Deleted User#0000: (i still get the bayesian story of it being nice and stuff, but u cant really prove itunless u assume ur priors are good and i donno stuff) Deleted User#0000: (which tbf is probably fair to assume in many cases) AI_WAIFU#2844: Nope, but in non-iid environments, I don't know what to go off of other than bayes. Deleted User#0000: yeah i donno solomonoff? Deleted User#0000: which is bayesian anyways AI_WAIFU#2844: That's just bayes Deleted User#0000: yea AI_WAIFU#2844: with a tm prior Deleted User#0000: tm? AI_WAIFU#2844: turing machine Deleted User#0000: ahye AI_WAIFU#2844: actually, since your evaluating P(data | program), optimizing it is a variational approximation of solmonoff induction. Deleted User#0000: hmm? AI_WAIFU#2844: Well kinda, its solmonoff induction with probabilistic TMs. Since your program defines a distribution over bit streams. AI_WAIFU#2844: That brings up a cool idea. AI_WAIFU#2844: Train an NN on it's own generate output and watch what patterns it settles into. Deleted User#0000: hmmm Deleted User#0000: nice Deleted User#0000: but wait Deleted User#0000: how do you stat this
Deleted User#0000: coz if u start at initialization theta, and generate the outputs from theta, it wont learn anything from the start? Deleted User#0000: coz its already optimal? AI_WAIFU#2844: There's gonna be random drift though.

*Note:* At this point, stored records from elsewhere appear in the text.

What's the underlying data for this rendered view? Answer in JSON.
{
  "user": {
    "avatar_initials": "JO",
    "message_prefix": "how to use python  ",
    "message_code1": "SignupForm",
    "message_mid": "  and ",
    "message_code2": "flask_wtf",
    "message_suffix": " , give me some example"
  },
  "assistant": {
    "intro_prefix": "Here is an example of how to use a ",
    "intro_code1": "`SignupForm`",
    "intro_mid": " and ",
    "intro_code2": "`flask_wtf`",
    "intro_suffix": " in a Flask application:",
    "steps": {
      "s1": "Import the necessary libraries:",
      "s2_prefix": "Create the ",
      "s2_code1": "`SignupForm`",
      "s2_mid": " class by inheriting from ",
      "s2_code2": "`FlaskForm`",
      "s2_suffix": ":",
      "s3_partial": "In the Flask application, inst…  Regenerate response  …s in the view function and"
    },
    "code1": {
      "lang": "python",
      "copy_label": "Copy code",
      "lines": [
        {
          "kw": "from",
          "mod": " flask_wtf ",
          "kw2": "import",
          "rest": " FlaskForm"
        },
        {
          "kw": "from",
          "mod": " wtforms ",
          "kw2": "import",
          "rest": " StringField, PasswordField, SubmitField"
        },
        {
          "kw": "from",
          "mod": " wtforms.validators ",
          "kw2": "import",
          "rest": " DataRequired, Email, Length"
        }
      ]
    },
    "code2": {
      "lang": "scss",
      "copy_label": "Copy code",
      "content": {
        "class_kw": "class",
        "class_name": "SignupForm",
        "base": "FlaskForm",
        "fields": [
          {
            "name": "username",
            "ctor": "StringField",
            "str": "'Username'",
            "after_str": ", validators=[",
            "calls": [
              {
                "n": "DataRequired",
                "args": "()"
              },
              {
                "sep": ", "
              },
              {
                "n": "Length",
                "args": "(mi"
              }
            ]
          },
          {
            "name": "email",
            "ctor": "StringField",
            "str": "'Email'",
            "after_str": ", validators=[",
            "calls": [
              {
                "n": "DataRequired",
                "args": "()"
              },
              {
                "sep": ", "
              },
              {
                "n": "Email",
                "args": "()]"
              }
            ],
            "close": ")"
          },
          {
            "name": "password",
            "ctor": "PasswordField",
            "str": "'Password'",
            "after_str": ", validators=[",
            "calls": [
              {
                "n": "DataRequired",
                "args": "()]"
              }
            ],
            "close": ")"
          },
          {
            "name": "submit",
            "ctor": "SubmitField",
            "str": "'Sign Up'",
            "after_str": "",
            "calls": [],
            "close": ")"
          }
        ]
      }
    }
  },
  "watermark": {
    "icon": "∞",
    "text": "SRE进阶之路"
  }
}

Deleted User#0000: not sure.. Deleted User#0000: loss is a global minimum Deleted User#0000: unless u add noise Deleted User#0000: to the optimizer Deleted User#0000: unless im misunderstanding what u prposed AI_WAIFU#2844: The noise comes from drawing samples from the network, and then doing minibatch gradient updates. Deleted User#0000: drawing samples of parameters, or of inputs? AI_WAIFU#2844: outputs from the model, which then become training examples. Deleted User#0000: outputs from the sequence you defined, with the random seed being sampled too? AI_WAIFU#2844: You have 2 random seeds. One is internal to the process, and is used for things like dropout and weight initialization. The second is used to sample from the process output distribution. Deleted User#0000: yeah i think i see Deleted User#0000: i think it would just degenreate quickly into producing the same token AI_WAIFU#2844: This perspective actually give us some immediate insight into the "assumptions" behind training procedures that are 1 pass vs multipass. AI_WAIFU#2844: Neither will degenerate to outputing the same token AI_WAIFU#2844: but 1 pass will see its weights drift though the space of parameters randomly, like a markov process. StellaAthena#3530: This is dope: https://youtu.be/pTn6Ewhb27k AI_WAIFU#2844: Multi pass algorithms have "memory" and their models weights should roughly converge.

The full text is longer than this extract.